Avant que le monde ne se ferme d’Alain Mascaro

Avant que le monde ne se ferme d’Alain Mascaro.

Autrement, collection Littératures, août 2021, 256 pages, 17,90 €, ISBN 978-2-74676-089-9.

Genres : littérature française, premier roman, Histoire.

Alain Mascaro naît le 23 avril 1964 à Clermont-Ferrand en Auvergne. Professeur de lettres (à Vichy dit l’éditeur), il se met en disponibilité pour voyager avec sa compagne en Asie centrale (Kirghizstan, Ouzbékistan, Turkménistan, Iran partiellement) et en Asie (Népal, Inde, Birmanie, Cambodge, Thaïlande). Le couple étant bloqué en Thaïlande durant la pandémie, l’auteur déjà récompensé pour ses nouvelles en profite pour écrire son premier roman (2020), Avant que le monde ne se ferme, qu’il retravaille en Patagonie chilienne (2021). Avant que le monde ne se ferme est le lauréat du Festival du premier roman de Chambéry en mai 2022. Plus d’infos sur son site officiel et sur son site de voyage.

Steppe de Kirghizie. Le jour où son père Johann meurt, Svetan apprend qu’il va devenir père. « C’était si étrange de connaître la douleur, la tristesse et la joie en même temps ! » (p. 11). Son épouse, Smirna, met au monde leur premier fils, Anton Torvath. Smirna « était simplement belle. Elle ouvrait les bras et son fils Anton venait s’y blottir, et plus tard ses frères avec lui, et les enfants des autres, et Svetan évidemment, et en rêve tous ceux qui auraient bien aimé […]. Les bras de Smirna étaient un havre, une citadelle, on y oubliait les chagrins et le reste du monde. » (p. 16).

Les Torvath, des nomades d’Asie centrale, sont « une toute petite kumpania, un tout petit cirque, mais ils étaient renommés. » (p. 17) ainsi ils vadrouillent des plus petits villages aux plus grandes villes et sont considérés comme « L’aristocratie tzigane » (p. 17) mais le cirque est en déclin…

Quatre ans après la mort de Johann, la kumpania est à Voronej en Russie devenue Union soviétique et Svetan comprend que le monde a changé… « il ne comprenait pas en quoi exactement. Il y avait davantage d’uniformes, la police était plus brutale et méfiante, on croisait beaucoup de militaires et parfois de longues files de civils aux yeux éteints […]. » (p. 22).

Lorsqu’il a sept ans, Anton a un accident de trapèze… Il reste trois jours et trois nuits inconscients et, à son réveil, il est surpris d’être un enfant. Il va devenir Moriny Akh (un nom secret donné par une fillette mongole inconnue), surtout il va devenir dresseur de chevaux (comme l’avait prédit son père) et il va être très doué pour les langues des gadgé. « […] le russe, l’allemand, le polonais et le hongrois. Il avait aussi appris à lire en plusieurs langues on ne savait comment : il déchiffrait les caractères cyrilliques aussi bien que les romains. (p. 29-30).

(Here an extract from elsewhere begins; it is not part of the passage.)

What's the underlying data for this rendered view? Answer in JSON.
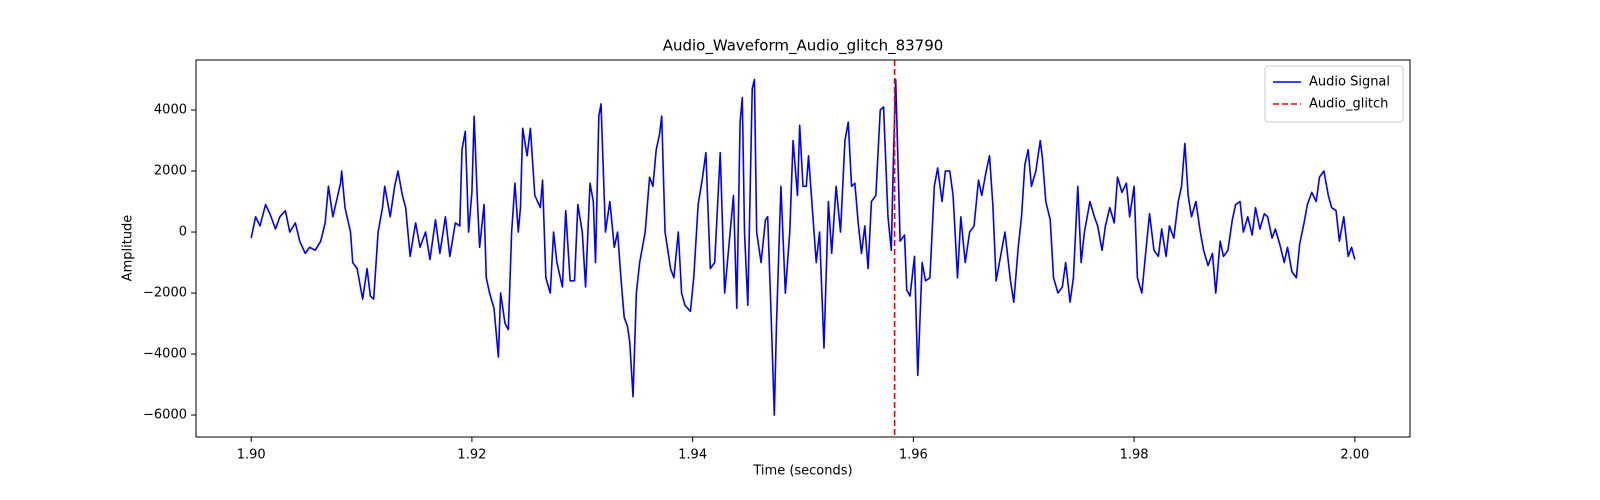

Découvrez Svetan et Smirna, Anton, Tchavo et Lyuba, Boti et Keš, Gugu et Mala, Gabor et Nina, leurs enfants, et Simza, la mère de Svetan trop âgée pour travailler, tous Torvath ou Kalderash, et surtout Jag, « un Wajs errant loin des siens » (p. 34) et aussi Katia, une orpheline polonaise adoptée par Smirna qui a eu trois fils et qui voulait une fille. Voyagez avec eux et vivez les bouleversements en traversant une première moitié de XXe siècle de fureur (sans jeu de mot !, j’aurais pu mettre de terreur). Mais écoutez aussi les contes tziganes venus de loin (d’Inde et de tant d’autres pays) et les histoires que Devel (Dieu) a donné aux Fils du vent (les tziganes).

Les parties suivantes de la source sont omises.